(Adds details on results, CEO comments, updates share price move)
By Euan Rocha
NEW YORK, Oct 1 (Reuters) - North American fertilizer company Mosaic Co (MOS.N) said on Wednesday its fiscal first- quarter profit almost tripled, driven by a boom in the global agricultural sector and the soaring price of potash- and phosphate-based crop nutrients.
But the company’s shares plummeted more than 17 percent to $55.45 in trading after the closing bell as earnings fell short of Wall Street’s expectations.
“It (earnings) met our expectations, but some analysts had different calculations I suppose. We’re very pleased with the results that we posted,” said Jim Prokopanko, in an interview with Reuters.
The company warned it plans to sharply reduce phosphate production over the next several months, due to high inventory levels.
However, Mosaic noted that global potash market conditions continue to remain tight, due to healthy demand and low inventory levels.
Net income in the quarter ended Aug 31 was $1.18 billion, or $2.65 a share, up from a year-ago’s profit of $305.5 million, or 69 cents a share.
Plymouth, Minnesota-based Mosaic is majority owned by the privately-held Cargill, which is a leading U.S. grain and meat exporter, a top energy trader, and a biofuels producer.
Mosaic said its quarterly revenue more than doubled to $4.32 billion.
Wall Street had forecast fiscal first-quarter earnings of $2.94 a share, on revenues of $4.01 billion, according to Reuters Estimates.
Mosaic’s profit missing analysts’ expectations also impacted its peers Potash Corp POT.N and Agrium AGU.N; shares of the two companies in post-market trade fell 8.3 percent and 6.2 percent, respectively.
Shares of fertilizer companies surged in the first half of 2008 as grain prices soared.

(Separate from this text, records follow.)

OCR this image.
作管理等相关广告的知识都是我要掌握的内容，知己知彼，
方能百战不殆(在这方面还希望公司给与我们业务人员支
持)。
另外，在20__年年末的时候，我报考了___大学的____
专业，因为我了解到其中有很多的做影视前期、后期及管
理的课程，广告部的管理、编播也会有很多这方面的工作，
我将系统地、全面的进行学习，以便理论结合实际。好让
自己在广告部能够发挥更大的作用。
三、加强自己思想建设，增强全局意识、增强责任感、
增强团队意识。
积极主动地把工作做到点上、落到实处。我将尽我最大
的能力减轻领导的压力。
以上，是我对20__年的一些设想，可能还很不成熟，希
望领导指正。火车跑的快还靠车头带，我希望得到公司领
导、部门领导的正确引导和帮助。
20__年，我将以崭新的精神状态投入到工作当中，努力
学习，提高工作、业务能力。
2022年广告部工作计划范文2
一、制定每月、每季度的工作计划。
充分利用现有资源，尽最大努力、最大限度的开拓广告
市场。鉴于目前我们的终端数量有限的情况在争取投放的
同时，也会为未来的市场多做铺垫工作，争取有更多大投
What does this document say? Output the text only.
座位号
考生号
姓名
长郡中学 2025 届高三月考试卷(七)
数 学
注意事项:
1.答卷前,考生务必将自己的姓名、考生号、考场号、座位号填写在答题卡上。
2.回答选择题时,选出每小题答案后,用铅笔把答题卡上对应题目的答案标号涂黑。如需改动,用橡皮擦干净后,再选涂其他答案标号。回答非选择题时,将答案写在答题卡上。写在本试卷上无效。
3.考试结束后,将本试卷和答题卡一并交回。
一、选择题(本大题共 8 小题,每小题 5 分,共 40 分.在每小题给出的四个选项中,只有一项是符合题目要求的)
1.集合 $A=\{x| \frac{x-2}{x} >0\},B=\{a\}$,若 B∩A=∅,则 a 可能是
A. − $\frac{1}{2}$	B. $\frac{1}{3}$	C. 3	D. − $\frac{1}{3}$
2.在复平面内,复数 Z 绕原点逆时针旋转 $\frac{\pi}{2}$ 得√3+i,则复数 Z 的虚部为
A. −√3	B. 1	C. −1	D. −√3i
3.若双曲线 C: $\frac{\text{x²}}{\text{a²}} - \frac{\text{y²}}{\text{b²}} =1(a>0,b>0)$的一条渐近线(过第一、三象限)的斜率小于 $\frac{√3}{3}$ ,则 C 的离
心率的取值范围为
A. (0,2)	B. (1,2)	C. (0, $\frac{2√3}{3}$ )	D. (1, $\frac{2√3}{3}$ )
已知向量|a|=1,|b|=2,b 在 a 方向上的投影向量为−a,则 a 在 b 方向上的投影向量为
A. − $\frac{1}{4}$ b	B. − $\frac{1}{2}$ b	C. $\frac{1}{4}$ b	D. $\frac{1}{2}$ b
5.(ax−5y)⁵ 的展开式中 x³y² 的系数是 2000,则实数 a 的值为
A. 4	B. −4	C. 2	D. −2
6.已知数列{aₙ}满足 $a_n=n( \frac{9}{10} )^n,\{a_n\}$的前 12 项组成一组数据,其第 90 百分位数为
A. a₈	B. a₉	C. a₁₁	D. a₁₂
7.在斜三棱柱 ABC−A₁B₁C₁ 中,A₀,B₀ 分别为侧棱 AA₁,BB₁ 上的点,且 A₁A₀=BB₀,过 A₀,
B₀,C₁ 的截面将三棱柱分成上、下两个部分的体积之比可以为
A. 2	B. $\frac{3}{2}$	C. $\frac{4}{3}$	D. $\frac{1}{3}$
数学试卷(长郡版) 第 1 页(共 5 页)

However, since mid-June the sector has seen its valuations tumble due to a sell-off in commodities and a pull-back in grain prices, among other factors.
Mosaic said inventories for North American potash producers declined to record low levels in August 2008 and strong global demand continues for potash.
“We’re seeing in the industrial side of the potash business very strong demand ... Not new demand, but demand from our competitors customers,” said Prokopanko.
Canada’s Potash Corp, the world’s largest potash producer, has an ongoing workers strike at three of its mines, which account for 6 percent of global potash capacity.
Moasic said to better balance inventory levels and supply chain demands, it plans to reduce planned phosphate production by 500,000 tonnes to 1 million tonnes over the next several months.
However, the company said it expects phosphate fundamentals to remain positive and demand to rebound once inventory levels are normalized.
Mosaic trimmed its phosphate sales volume forecast for fiscal 2009 to a range of 8.0 to 9.0 million tonnes, with the majority of the reduction expected in the second quarter. Its potash sales volume outlook for fiscal 2009 is unchanged at 8.2 to 8.6 million tonnes.
“Momentum has slowed in the phosphates business near-term due to the combined effects of soft seasonal demand, higher customer inventory levels and falling raw material costs,” said Prokopanko.
“We might not have to cut back a million tonnes, but we will do whatever is necessary to balance the (inventory) pipeline.”